Bok bok Chicken Alaska! It’s original name was hard to spell and say (ptarmigan), and Chicken was used to avoid embarrassment. A gas station and a store, population 7, survived by the skin of it’s teeth or beak after the goldrush era! I can almost hear a banjo in the background as I write this!! Why is Chicken so funny anyway? hmmm Do they serve fried chicken in the gas station? I would. Just saying.
Tok, AK was the last stop of the day, and lies on a large, flat alluvial plain of the Tanana Valley between its river and the Alaska Range. Serves as an important junction of the Alaskan Highway with Glenn Highway, population 1,393. Once they washed the dust off from their bodies in the motel room, they went out and took advantage of the Alaskan no helmet law and went for a zip around town!
The next day was by far the most beautiful stretch of the trip. Mountain ranges speckled the ride, valleys met before you, the winding highway is a biker’s paradise. Riding at snow level, you hear glacier fed rivers noisily rattling their stones. The boys make their way to Haines AK. A sweet town clinging to the sea. The motel, which is a hotel designed for motorists, had a bird’s eye view of the Ocean below, soldiered by mountains in the distance.
From there they jump on the ferry. The picture above are of the men my husband rode with.
Juneau, the capitol, was the ferry’s first stop, located on the Gastineau Channel in the panhandle. Nestled at the base of Mount Juneau, and across the channel from Douglas Island. It sits pretty at sea level, with mountains which on top run about 30 glacier flows. Spectacular scenery.
Sitka, Ak faces the Gulf of Alaska head on. Originally named New Archangel under Russian rule, it’s 9,000 population is located on Baranof Island, part of the Panhandle.

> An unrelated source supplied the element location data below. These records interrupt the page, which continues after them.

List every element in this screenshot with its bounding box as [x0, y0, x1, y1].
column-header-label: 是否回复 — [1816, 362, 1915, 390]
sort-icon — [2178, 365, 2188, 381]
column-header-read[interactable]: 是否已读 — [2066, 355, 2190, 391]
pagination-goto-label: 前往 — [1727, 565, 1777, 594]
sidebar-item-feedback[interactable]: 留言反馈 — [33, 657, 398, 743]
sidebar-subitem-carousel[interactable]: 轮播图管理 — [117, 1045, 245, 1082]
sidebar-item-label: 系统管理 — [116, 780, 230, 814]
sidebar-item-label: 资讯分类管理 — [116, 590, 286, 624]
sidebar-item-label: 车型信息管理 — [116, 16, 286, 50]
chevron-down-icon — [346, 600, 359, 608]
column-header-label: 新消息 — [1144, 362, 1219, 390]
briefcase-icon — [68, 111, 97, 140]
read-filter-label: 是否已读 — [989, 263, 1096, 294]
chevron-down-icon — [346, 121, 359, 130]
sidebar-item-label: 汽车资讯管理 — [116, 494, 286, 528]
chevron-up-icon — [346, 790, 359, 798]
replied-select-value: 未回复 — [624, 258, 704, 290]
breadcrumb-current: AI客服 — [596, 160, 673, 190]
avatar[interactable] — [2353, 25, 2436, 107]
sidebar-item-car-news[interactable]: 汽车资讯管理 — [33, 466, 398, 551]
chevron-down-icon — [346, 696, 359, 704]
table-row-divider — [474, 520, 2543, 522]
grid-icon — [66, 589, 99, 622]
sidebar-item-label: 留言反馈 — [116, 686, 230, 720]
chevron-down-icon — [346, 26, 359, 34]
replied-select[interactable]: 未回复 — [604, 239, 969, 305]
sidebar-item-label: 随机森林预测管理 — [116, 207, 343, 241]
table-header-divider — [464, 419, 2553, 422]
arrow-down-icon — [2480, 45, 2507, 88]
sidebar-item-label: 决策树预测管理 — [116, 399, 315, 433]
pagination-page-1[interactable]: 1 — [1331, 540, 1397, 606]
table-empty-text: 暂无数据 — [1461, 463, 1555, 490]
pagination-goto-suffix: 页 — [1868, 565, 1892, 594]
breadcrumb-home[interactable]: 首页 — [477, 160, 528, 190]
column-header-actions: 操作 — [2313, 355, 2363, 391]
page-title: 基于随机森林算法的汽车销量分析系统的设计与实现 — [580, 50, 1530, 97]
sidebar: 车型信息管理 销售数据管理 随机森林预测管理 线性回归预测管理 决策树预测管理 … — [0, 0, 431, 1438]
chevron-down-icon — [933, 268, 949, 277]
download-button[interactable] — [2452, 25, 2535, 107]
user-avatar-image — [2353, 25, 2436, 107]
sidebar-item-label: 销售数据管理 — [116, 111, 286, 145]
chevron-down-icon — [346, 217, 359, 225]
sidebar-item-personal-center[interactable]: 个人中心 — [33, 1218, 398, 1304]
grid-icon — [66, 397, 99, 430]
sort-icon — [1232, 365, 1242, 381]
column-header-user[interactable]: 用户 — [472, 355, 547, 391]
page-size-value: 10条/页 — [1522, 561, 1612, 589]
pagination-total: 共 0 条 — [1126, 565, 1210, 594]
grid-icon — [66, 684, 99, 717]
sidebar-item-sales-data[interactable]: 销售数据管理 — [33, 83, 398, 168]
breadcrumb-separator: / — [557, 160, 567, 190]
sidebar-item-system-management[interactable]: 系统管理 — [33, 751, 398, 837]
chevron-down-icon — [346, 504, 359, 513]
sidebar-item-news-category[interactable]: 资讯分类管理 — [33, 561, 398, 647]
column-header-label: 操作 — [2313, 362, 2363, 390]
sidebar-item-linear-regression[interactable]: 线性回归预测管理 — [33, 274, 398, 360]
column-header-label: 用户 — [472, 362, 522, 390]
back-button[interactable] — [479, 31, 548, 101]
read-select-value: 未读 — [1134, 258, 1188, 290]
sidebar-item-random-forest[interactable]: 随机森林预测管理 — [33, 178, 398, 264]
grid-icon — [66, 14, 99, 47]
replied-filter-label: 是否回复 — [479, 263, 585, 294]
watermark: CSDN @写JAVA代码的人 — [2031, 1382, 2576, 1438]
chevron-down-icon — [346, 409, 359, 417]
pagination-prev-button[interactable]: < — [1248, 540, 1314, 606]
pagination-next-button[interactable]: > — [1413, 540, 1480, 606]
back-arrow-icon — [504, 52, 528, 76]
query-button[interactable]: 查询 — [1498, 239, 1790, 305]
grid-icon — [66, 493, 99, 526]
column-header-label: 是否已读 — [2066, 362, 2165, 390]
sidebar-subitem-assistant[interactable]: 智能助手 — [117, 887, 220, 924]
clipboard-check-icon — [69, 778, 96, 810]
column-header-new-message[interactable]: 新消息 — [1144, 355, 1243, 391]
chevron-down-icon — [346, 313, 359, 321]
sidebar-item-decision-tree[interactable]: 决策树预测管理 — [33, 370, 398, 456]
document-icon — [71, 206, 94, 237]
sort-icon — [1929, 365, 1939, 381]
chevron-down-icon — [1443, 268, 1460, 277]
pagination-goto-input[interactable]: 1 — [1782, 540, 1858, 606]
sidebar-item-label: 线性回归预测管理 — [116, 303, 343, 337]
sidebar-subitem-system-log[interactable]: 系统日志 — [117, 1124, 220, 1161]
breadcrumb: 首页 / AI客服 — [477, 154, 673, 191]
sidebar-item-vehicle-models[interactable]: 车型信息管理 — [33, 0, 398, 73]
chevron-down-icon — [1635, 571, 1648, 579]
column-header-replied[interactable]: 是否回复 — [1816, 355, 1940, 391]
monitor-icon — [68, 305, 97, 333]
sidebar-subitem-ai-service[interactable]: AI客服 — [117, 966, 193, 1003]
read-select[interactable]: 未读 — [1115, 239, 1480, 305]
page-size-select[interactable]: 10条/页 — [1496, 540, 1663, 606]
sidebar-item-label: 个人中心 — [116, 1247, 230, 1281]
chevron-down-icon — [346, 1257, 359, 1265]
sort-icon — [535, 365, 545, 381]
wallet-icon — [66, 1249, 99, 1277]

Finally Ketchikan, AK, the “Salmon capital of the World” population 7,400. Here we had a 5 hour stop over to stretch our land legs, have a good home cooked meal in a fine dining establishment, where WiFi was available and finally called the family.
Last stop Bellingham, WA and their drive home. Alfonz surprises us at 9:00am. And that is the 2 week summary for all you that followed along!